The following story struck me as just right for the eighth of March, International Women’s Day.
It’s about a basketball team of fifth grade girls – ten or eleven years old, generally – in the town of Hoover, Alabama. Called the ‘Lady Jags’, they had been practising on municipal basketball courts but were told, it seems, that they couldn’t keep using them (or at least, using them for free) if they didn’t compete in a local league with boys’ teams.
So they competed.
Well, they didn’t just compete, they won. They came out on top. They were the champions.
And that’s when things turned a little sour.
Because although they won, they were denied the trophy. It was presented, instead, to the boys’ team they’d just beaten. Appalling, right?
Oddly, the Jags are on the official record of the competition as having won, even though they were denied the prize.
Jayme Mashayekh, the mother of one of the girls on the winning team thought this shameful. She posted the story on Facebook, and from there it went viral. Her post included the following sad recrimination:
'Excuse me? What?' What did they do to get disqualified? Did they not pay their dues? Did they not play up a level in competition? Oh, it's because they're GIRLS?!?! So sure enough these 5th grade girls played their hearts out, left it all on the floor and battled their male counterparts only to be told, 'No, I'm sorry you don't count.'
The BBC World News programme The Context invites two guests to sit in on each show and, at the end, turns to them to come up with some curious little story for the day. It was from one such guest that I first heard this story. Now, it’s fashionable to knock the BBC, but I like its journalism, and I feel it takes trouble to check what it broadcasts and apply good standards to its output.
So, I thought this was a wonderful illustration of how, far from achieving the aims of the #metoo campaign, we’re still stuck in #anybodyratherthanus as far as the issues aired on International Women’s day are concerned.
That’s why I thought the story so apt.
But it turns out that things aren’t quite that simple. While the BBC applies professional standards to its journalists, it apparently doesn’t to its guests. There’s more to the tale from Hoover than at first meets the eye.
It seems that the players on the Lady Jag team are carefully selected based on their skill level. The boys’ league is ‘regular’, according to the city authorities. By that I think they mean that teams are open to anyone who is keen to play, and they’ll mix good and weaker players together into teams in a way that avoids getting uniformly strong teams others can’t compete against. The Lady Jags are, by those standards, an ‘elite’ team.
Because they’re a team that’s essentially different from the others, they were told that while they could compete with them, they couldn’t win the trophy even if they won the championship. They knew that all along, the city authorities say. And so does their coach.
Besides, the Lady Jags weren’t the only team that this happened to. Another elite team, this time of boys, also won a championship game. Again, and for the same reason, they were denied a trophy.
The lousy press that the viral story generated led to the mayor of Hoover inviting the Lady Jags to meet the city council. They declined that perhaps slightly too public honour but accepted an invitation to meet the mayor in his office, so he could present them with a trophy of their own and some winners’ medals.
The Lady Jags honoured. Eventually. By the mayor |
Still, it strikes me as weird that the situation arose at all. It may be that I’m not being sufficiently imaginative, but it seems to me that no team that is, by its very nature, ruled out of winning a tournament should be allowed to take part.
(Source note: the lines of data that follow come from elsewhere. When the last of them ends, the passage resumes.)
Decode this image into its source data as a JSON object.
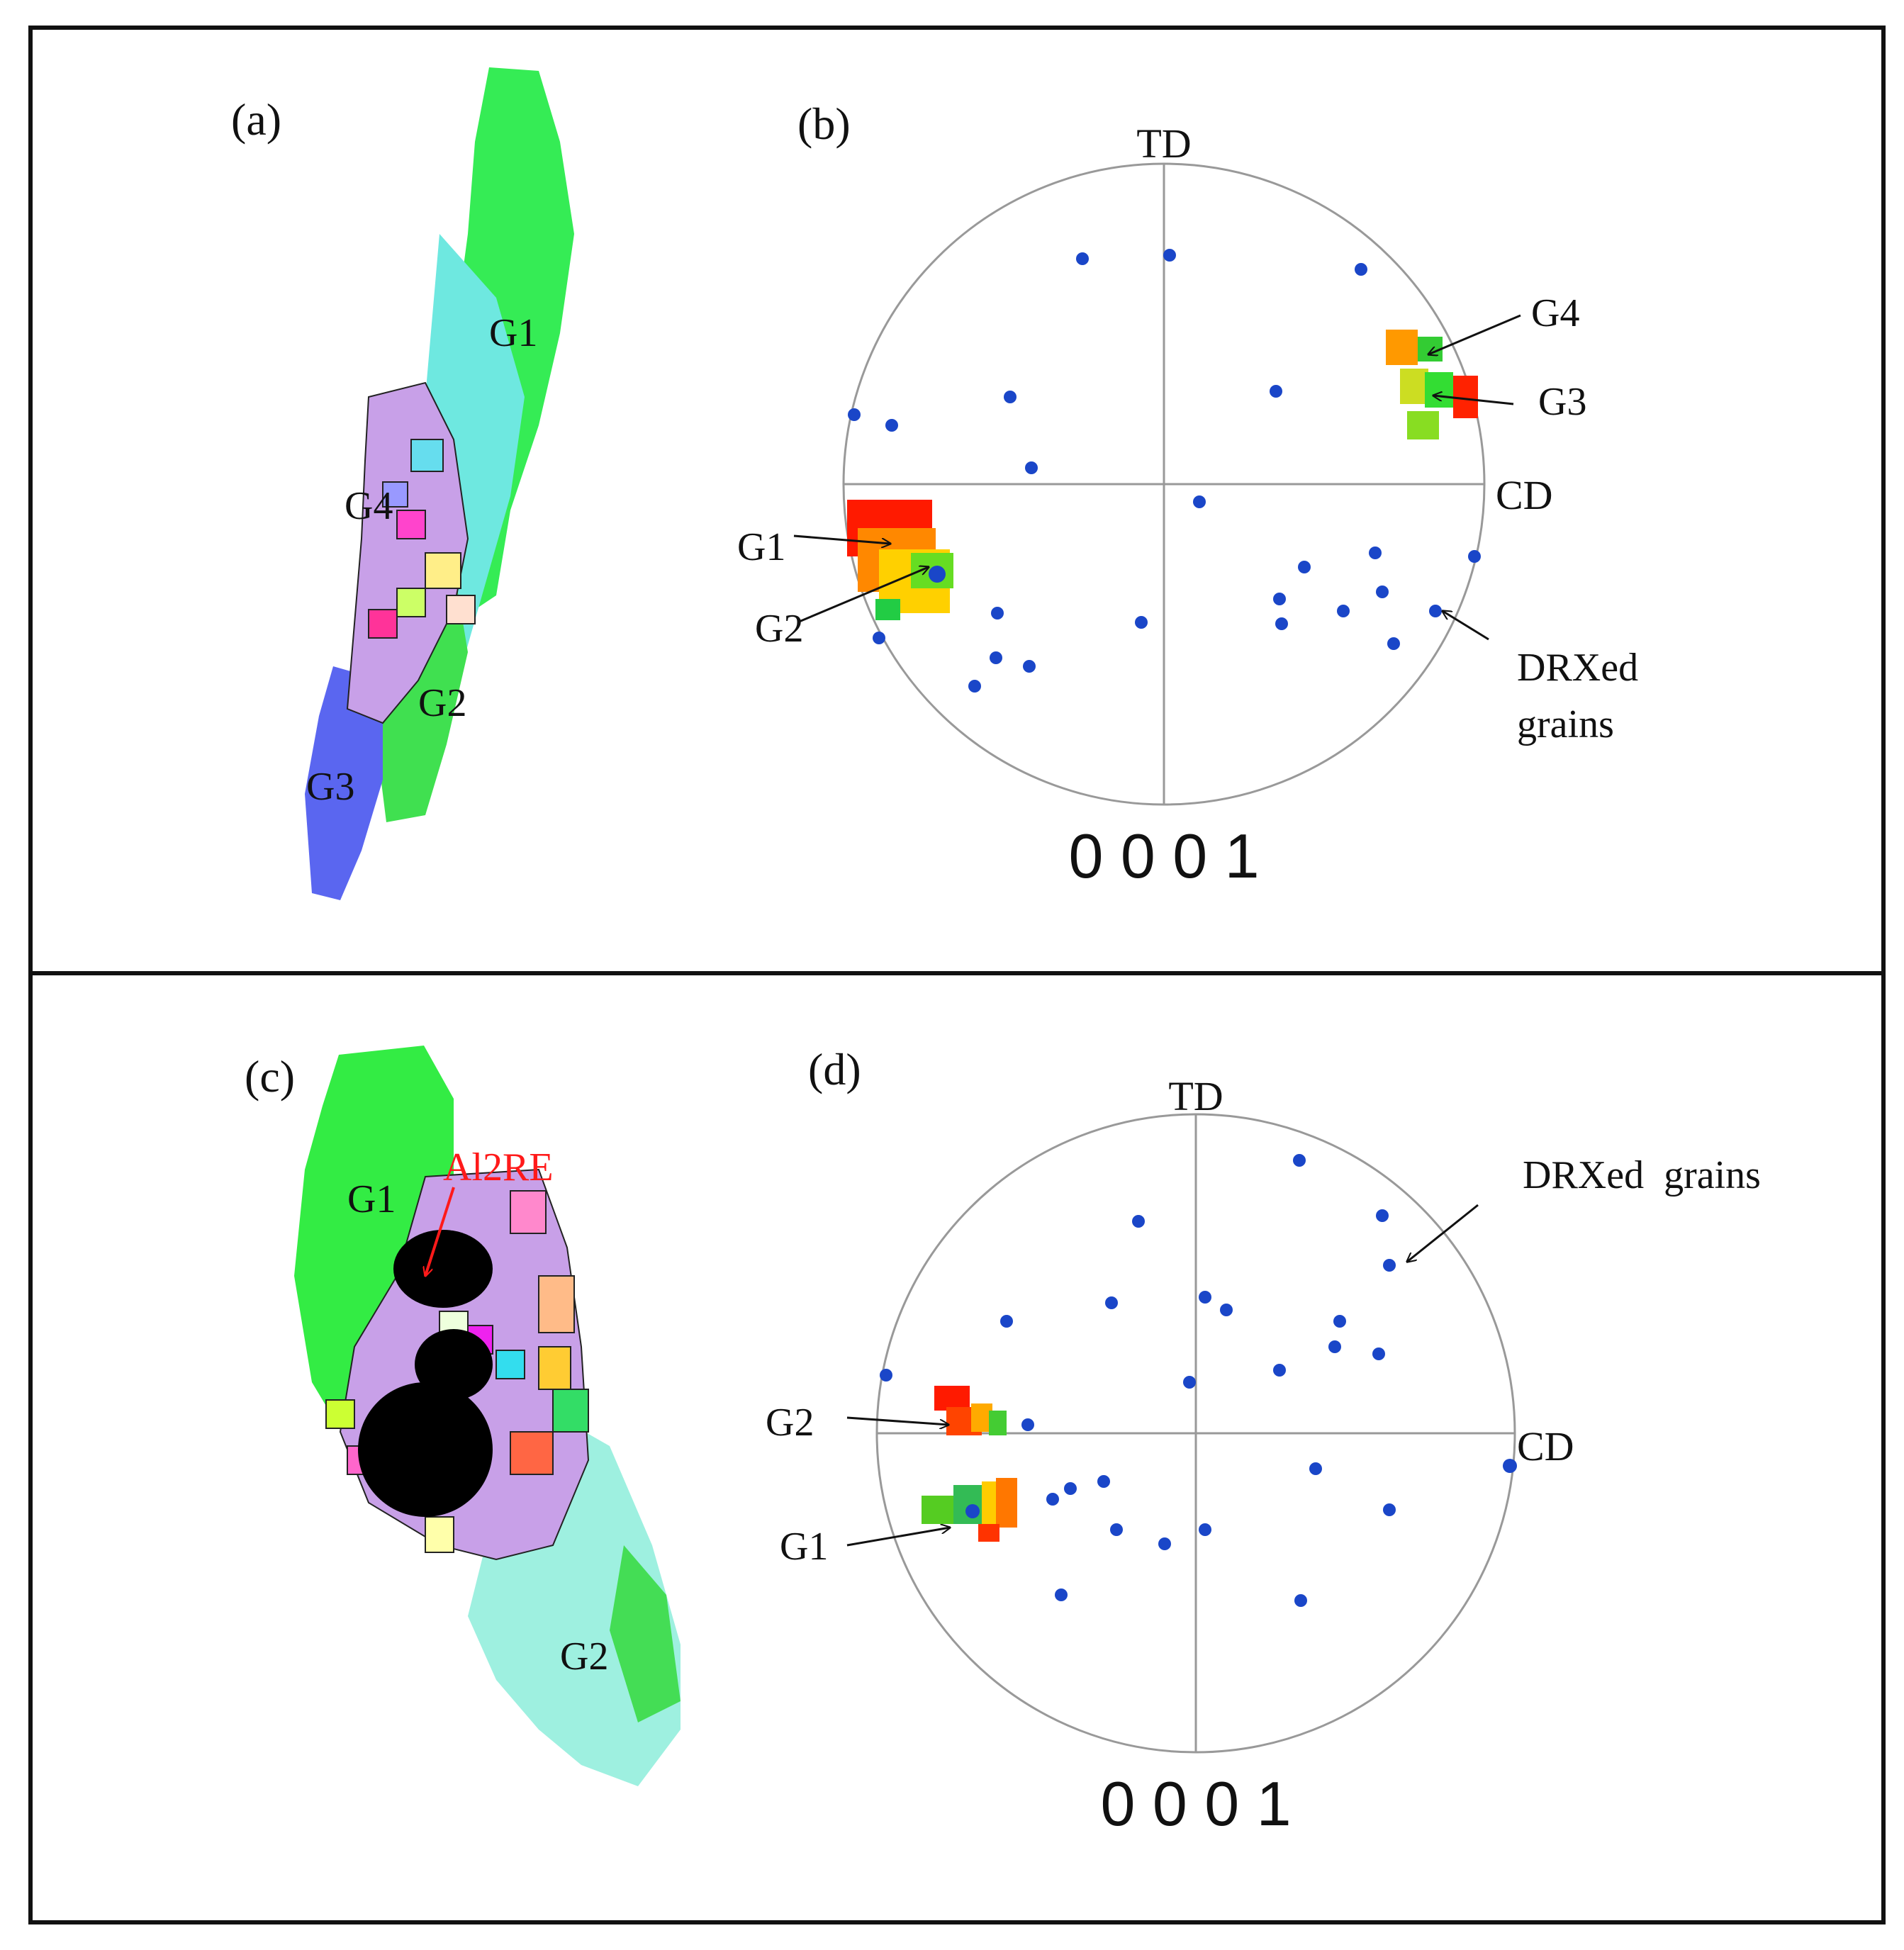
{
  "panels": {
    "a": {
      "label": "(a)",
      "grain_labels": [
        "G1",
        "G4",
        "G2",
        "G3"
      ]
    },
    "b": {
      "label": "(b)",
      "axis_top": "TD",
      "axis_right": "CD",
      "pole_index": "0 0 0 1",
      "annotations": [
        "G4",
        "G3",
        "G1",
        "G2"
      ],
      "drx_label": [
        "DRXed",
        "grains"
      ]
    },
    "c": {
      "label": "(c)",
      "grain_labels": [
        "G1",
        "G2"
      ],
      "phase_label": "Al2RE"
    },
    "d": {
      "label": "(d)",
      "axis_top": "TD",
      "axis_right": "CD",
      "pole_index": "0 0 0 1",
      "annotations": [
        "G2",
        "G1"
      ],
      "drx_label": "DRXed  grains"
    }
  },
  "colors": {
    "frame": "#111111",
    "circle": "#999999",
    "drx_points": "#1a46c8",
    "arrow": "#111111",
    "phase_arrow": "#ff1a1a"
  }
}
Or, to put it another way, if you’re allowed into a competition, it must be possible for you to win it. If you play well enough.
Apparently, Hoover is wondering whether that might not be a sensible approach and is considering banning elite teams from regular competitions.
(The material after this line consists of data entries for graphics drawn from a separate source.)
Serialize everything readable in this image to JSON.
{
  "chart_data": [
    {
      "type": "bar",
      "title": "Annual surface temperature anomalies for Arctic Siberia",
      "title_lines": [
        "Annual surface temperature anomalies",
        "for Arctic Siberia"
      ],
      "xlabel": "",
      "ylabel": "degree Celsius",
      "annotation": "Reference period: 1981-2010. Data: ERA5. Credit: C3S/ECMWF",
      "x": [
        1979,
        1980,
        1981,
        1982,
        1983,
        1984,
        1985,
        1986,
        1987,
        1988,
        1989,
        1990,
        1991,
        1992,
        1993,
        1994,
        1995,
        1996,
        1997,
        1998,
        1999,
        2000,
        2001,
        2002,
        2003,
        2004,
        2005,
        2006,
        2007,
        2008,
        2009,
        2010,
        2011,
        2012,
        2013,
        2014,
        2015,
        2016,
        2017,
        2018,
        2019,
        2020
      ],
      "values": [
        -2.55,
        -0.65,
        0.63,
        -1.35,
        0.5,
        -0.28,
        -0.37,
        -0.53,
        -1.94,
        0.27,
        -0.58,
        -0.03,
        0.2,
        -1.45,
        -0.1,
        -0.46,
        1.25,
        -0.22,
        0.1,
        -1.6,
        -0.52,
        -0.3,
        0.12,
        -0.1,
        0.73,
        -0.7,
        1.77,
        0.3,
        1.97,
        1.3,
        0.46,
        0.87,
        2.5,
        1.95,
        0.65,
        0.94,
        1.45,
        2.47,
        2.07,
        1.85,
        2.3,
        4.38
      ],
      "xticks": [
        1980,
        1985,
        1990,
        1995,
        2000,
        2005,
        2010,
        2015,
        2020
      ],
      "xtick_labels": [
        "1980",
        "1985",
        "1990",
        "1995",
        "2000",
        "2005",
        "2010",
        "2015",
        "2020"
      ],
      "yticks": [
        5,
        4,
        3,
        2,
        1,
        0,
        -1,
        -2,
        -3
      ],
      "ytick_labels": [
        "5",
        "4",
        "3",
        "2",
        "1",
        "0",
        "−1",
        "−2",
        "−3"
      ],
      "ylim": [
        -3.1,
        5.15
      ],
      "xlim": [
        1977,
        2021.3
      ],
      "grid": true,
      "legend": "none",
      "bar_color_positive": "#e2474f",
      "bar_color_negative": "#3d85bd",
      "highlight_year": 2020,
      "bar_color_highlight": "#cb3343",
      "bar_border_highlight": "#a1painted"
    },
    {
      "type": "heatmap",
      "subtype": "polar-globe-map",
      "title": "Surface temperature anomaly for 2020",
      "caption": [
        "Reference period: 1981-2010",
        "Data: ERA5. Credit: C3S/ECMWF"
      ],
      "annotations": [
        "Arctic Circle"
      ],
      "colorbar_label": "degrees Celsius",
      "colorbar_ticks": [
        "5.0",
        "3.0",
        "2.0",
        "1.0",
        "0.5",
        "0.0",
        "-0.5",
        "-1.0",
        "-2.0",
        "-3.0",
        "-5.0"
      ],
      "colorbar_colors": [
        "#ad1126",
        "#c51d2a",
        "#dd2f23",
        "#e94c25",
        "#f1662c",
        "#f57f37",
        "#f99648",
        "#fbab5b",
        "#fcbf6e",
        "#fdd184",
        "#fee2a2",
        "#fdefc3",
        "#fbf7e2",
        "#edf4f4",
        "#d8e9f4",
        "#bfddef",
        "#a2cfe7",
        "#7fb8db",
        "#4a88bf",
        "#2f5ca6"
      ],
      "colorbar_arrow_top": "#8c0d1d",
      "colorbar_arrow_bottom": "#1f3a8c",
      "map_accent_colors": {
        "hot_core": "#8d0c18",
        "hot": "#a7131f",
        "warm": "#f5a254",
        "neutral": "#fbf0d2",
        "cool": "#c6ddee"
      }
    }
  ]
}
At any rate, whatever else, discovering what really lay behind the story gave me a useful lesson. If you want to make something of a story, and pass it on, you have to make sure you know it’s true.
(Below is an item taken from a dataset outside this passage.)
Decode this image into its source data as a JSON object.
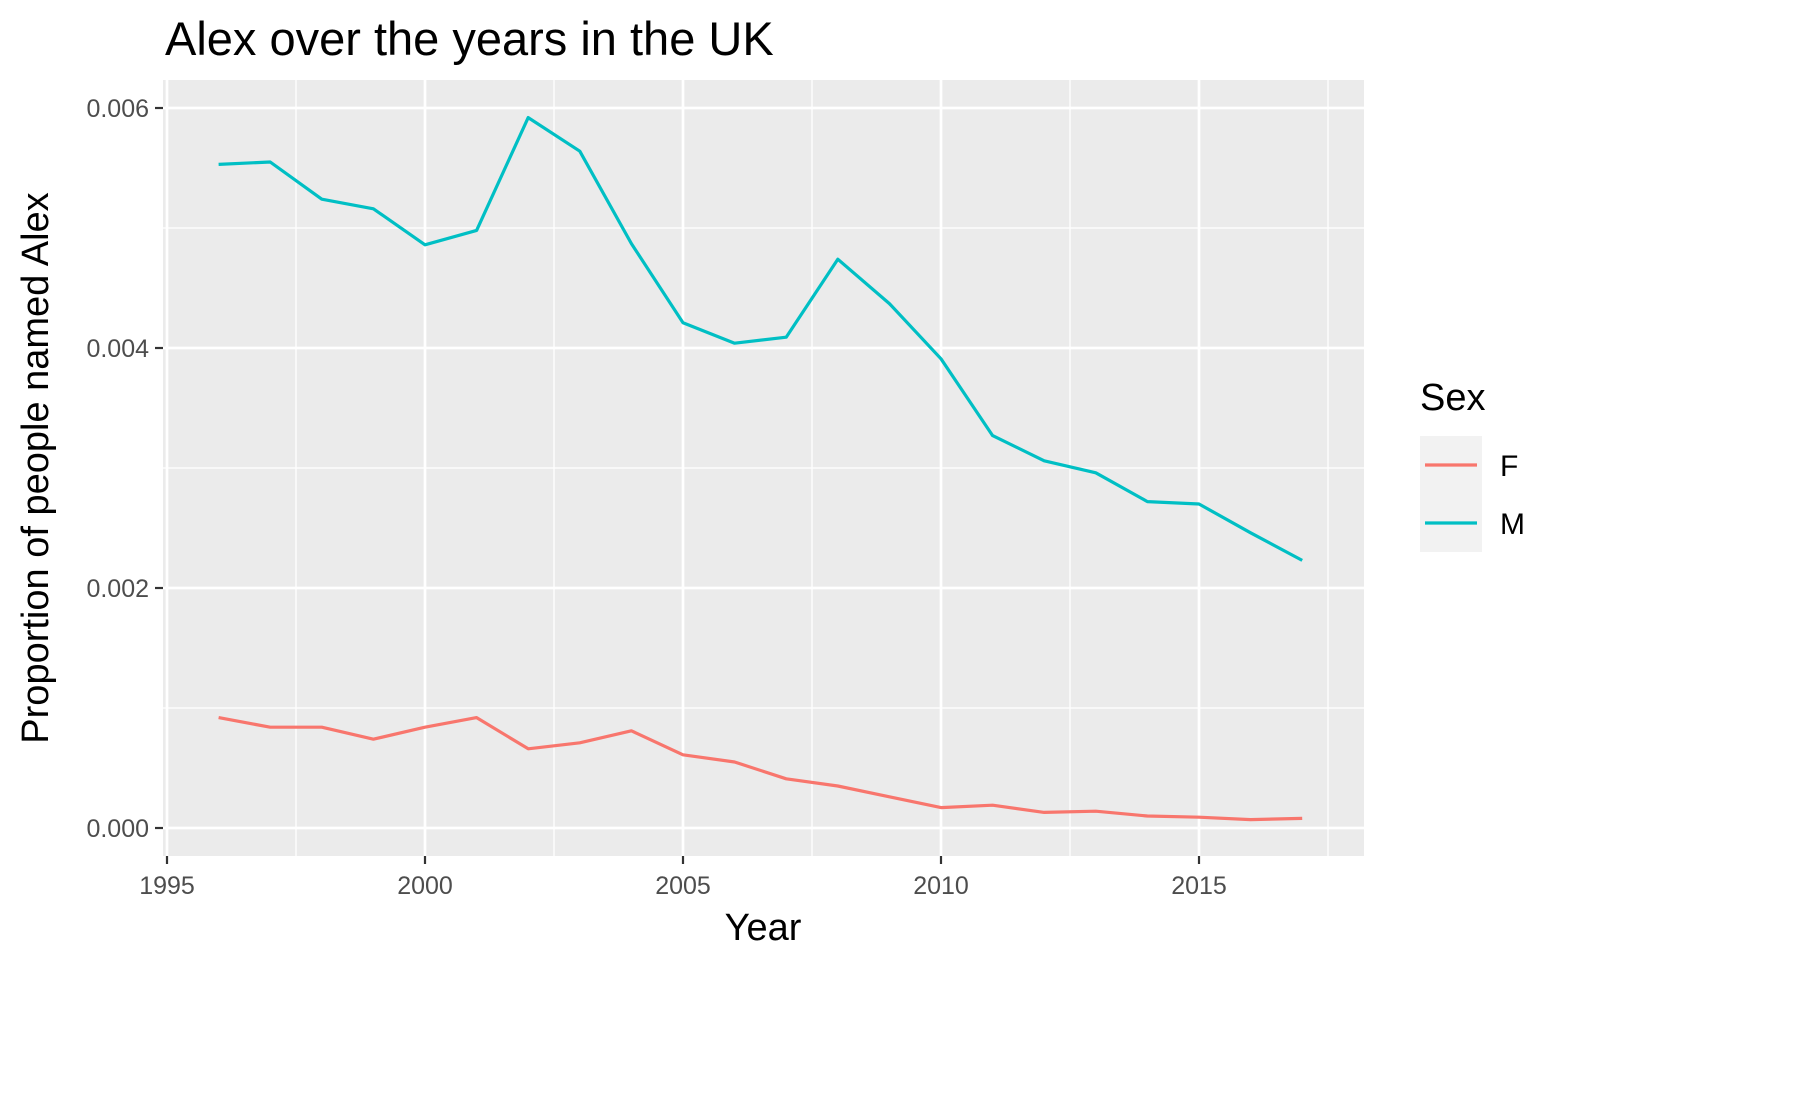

Or, to put it another way, the story is less about one of the great problems of our time, the denial of women’s rights, and a great illustration of another, the danger of spreading fake news.
And with that, I just hope that you’re having, or have already enjoyed, an excellent International Women’s Day.
2 comments:
Thanks-hadn’t heard this but having had daughters who participated in sports can see how this happened. Still, someone needs to get their act together regarding competition
I'd say. And the rest of us - including me - have to be careful about our facts before passing on a story.